To find the putative orthologs of CenpA, we first aligned candidate orthologous sequences, which were experimentally identified centromeric H3 variants in divergent species (indicated with a pink branch in this phylogeny). From this alignment, we constructed a profile HMM and performed multiple HMM searches through our local proteome database. From these searches, we selected 831 sequences (belonging to the histone H3 family), aligned these and constructed the gene phylogeny, which is presented in this figure (see also Materials and Methods). We rooted the phylogeny on the cluster that contained all of these experimentally identified centromeric H3 variants and some additional sequences that, based on best blast hits, were also likely to be orthologous to CenpA. The cluster did not contain the candidate orthologs in Toxoplasma gondii 81. We do not know whether this is due to an error in the gene phylogeny, or to parallel invention of a centromeric H3 variants in this species, which would mean that it is not orthologous to CenpA. Nevertheless, we included these sequences in the orthologous group.

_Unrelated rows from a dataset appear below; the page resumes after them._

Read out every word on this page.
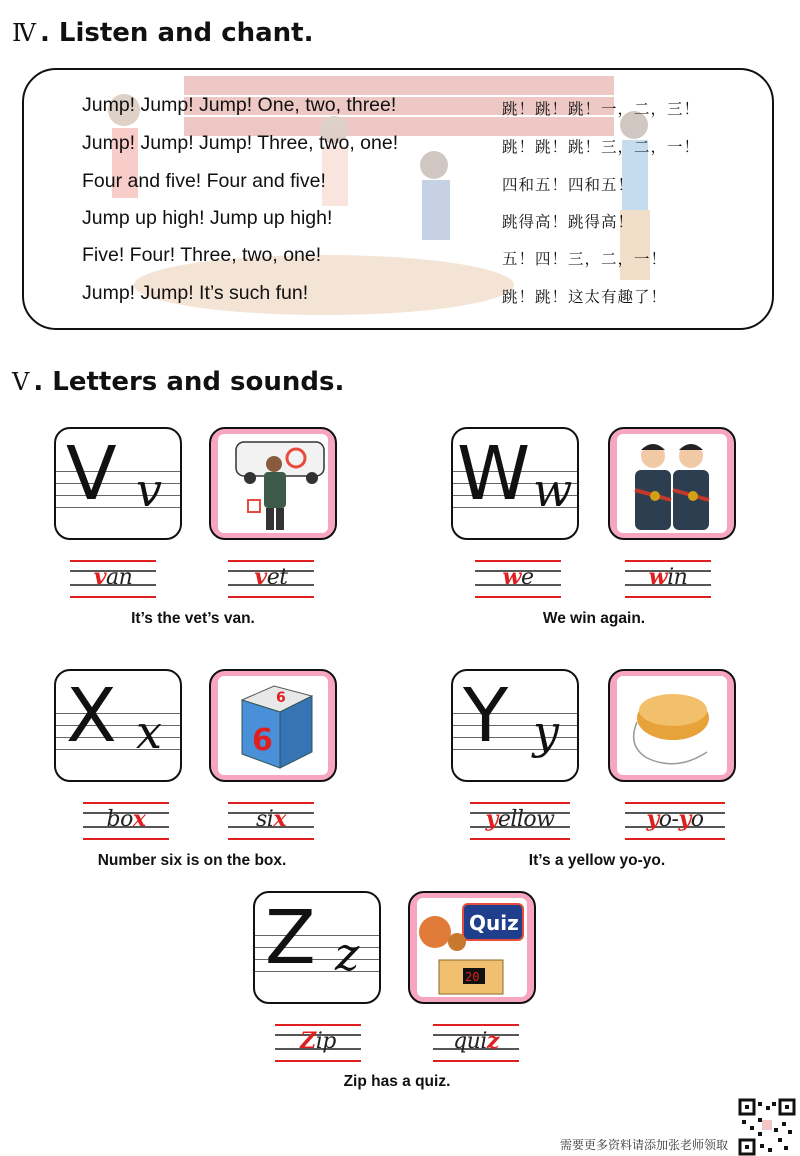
Ⅳ . Listen and chant.
Jump! Jump! Jump! One, two, three!
Jump! Jump! Jump! Three, two, one!
Four and five! Four and five!
Jump up high! Jump up high!
Five! Four! Three, two, one!
Jump! Jump! It’s such fun!
跳！跳！跳！一，二，三！
跳！跳！跳！三，二，一！
四和五！四和五！
跳得高！跳得高！
五！四！三，二，一！
跳！跳！这太有趣了！
Ⅴ . Letters and sounds.
V v
van	vet
It’s the vet’s van.
W w
we	win
We win again.
X x
6
6
box	six
Number six is on the box.
Y y
yellow	yo-yo
It’s a yellow yo-yo.
Z z
Quiz
20
Zip	quiz
Zip has a quiz.
需要更多资料请添加张老师领取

The candidate centromeric H3 variants that are part of the CenpA cluster include sequences from all five eukaryotic supergroups: Homo sapiens 82, Saccharomyces cerevisiae 83, Drosophila melanogaster 84, Caenorhabditis elegans 85, Schizosaccharomyes pombe 86 (Opisthokonta), Dictyostelium discoideum 87 (Amoebozoa), Arabidopsis thaliana 88 (Archaeplastida), Tetrahymena thermophila 89, Plasmodium falciparum 90 (SAR), Giardia intestinalis 91 and Trichomonas vaginalis 92 (Excavata). The original gene tree in newick format is provided (Dataset EV3).